Publication year - 1977
Publication title -
journal of neuroscience research
Language(s) - English
Resource type - Journals
SCImago Journal Rank - 1.72
H-Index - 160
eISSN - 1097-4547
pISSN - 0360-4012
DOI - 10.1002/jnr.490030105
Subject(s) - neuroscience , dorsum , hippocampus , thalamus , psychology , biology , anatomy
In chloralose‐anesthetized. Flaxedil‐paralyzed cats, the suppression of extralemniscal thalamic units by the dorsal and ventral hippocampus was investigated. Unitary responses to test somatic stimuli, recorded in centrolateral and neighboring thalamic nuclei, were interacted with conditioning electrical stimulation in different regions around the hippocampal arch, including the parahippocampal gyrus (entorhinal and retrosplenial areas). Stimulation of dorsal (DHC) and ventral (VHC) hippocampus suppressed roughly equal proportions of responses. However, within each of DHC and VHC, effectiveness depended on the region stimulated. In DHC, Fields CA1 and CA3, subiculum (SUB), and retrosplenial area, but not field CA4 with dentate gyrus (FD), while stimulation of CA1 or subiculum was almost ineffective at currents below 1.0 mA. In VHC the regions were ranked for effectiveness as follows: entorhinal cortex = CA3 > FD >SUB >CAI. No topographic relationship was found between hippocampal region and thalamic loci for unit suppression.
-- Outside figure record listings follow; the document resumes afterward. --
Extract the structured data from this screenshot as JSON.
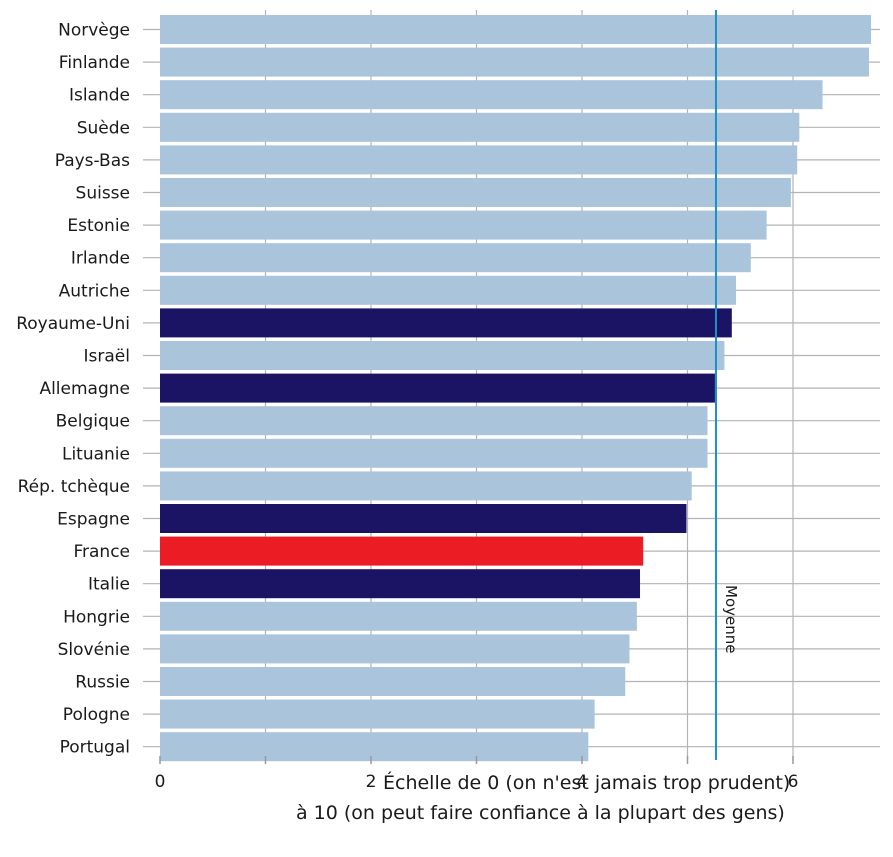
{
  "chart_data": {
    "type": "bar",
    "orientation": "horizontal",
    "categories": [
      "Norvège",
      "Finlande",
      "Islande",
      "Suède",
      "Pays-Bas",
      "Suisse",
      "Estonie",
      "Irlande",
      "Autriche",
      "Royaume-Uni",
      "Israël",
      "Allemagne",
      "Belgique",
      "Lituanie",
      "Rép. tchèque",
      "Espagne",
      "France",
      "Italie",
      "Hongrie",
      "Slovénie",
      "Russie",
      "Pologne",
      "Portugal"
    ],
    "values": [
      6.74,
      6.72,
      6.28,
      6.06,
      6.04,
      5.98,
      5.75,
      5.6,
      5.46,
      5.42,
      5.35,
      5.26,
      5.19,
      5.19,
      5.04,
      4.99,
      4.58,
      4.55,
      4.52,
      4.45,
      4.41,
      4.12,
      4.06
    ],
    "colors": [
      "#a9c4db",
      "#a9c4db",
      "#a9c4db",
      "#a9c4db",
      "#a9c4db",
      "#a9c4db",
      "#a9c4db",
      "#a9c4db",
      "#a9c4db",
      "#1b1464",
      "#a9c4db",
      "#1b1464",
      "#a9c4db",
      "#a9c4db",
      "#a9c4db",
      "#1b1464",
      "#ec1c24",
      "#1b1464",
      "#a9c4db",
      "#a9c4db",
      "#a9c4db",
      "#a9c4db",
      "#a9c4db"
    ],
    "xticks": [
      0,
      2,
      4,
      6
    ],
    "xlim": [
      0,
      6.8
    ],
    "mean": {
      "value": 5.27,
      "label": "Moyenne",
      "color": "#1f8fc9"
    },
    "xlabel_line1": "Échelle de 0 (on n'est jamais trop prudent)",
    "xlabel_line2": "à 10 (on peut faire confiance à la plupart des gens)",
    "grid": true,
    "grid_color": "#b3b3b3",
    "tick_color": "#999999",
    "label_color": "#1a1a1a",
    "xlabel_color": "#1a1a1a"
  }
}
Lemniscal‐type unit responses in ventrobasal thalamus were unaffected by stimulation of the hippocampus or parahippocampal gyrus. Interruption of the fornix‐fimbria system prevented suppression elicited from CA1 of DHC or from CA3 of VHC, but not from FD of VHC. It had no effect on suppression elicited from retrosplenial or entorhinal cortex. Hippocampal regional variation of effectiveness in suppressing extralemniscal pathways may contribute to the differential behavioral involvements reported for different hippocampal structures.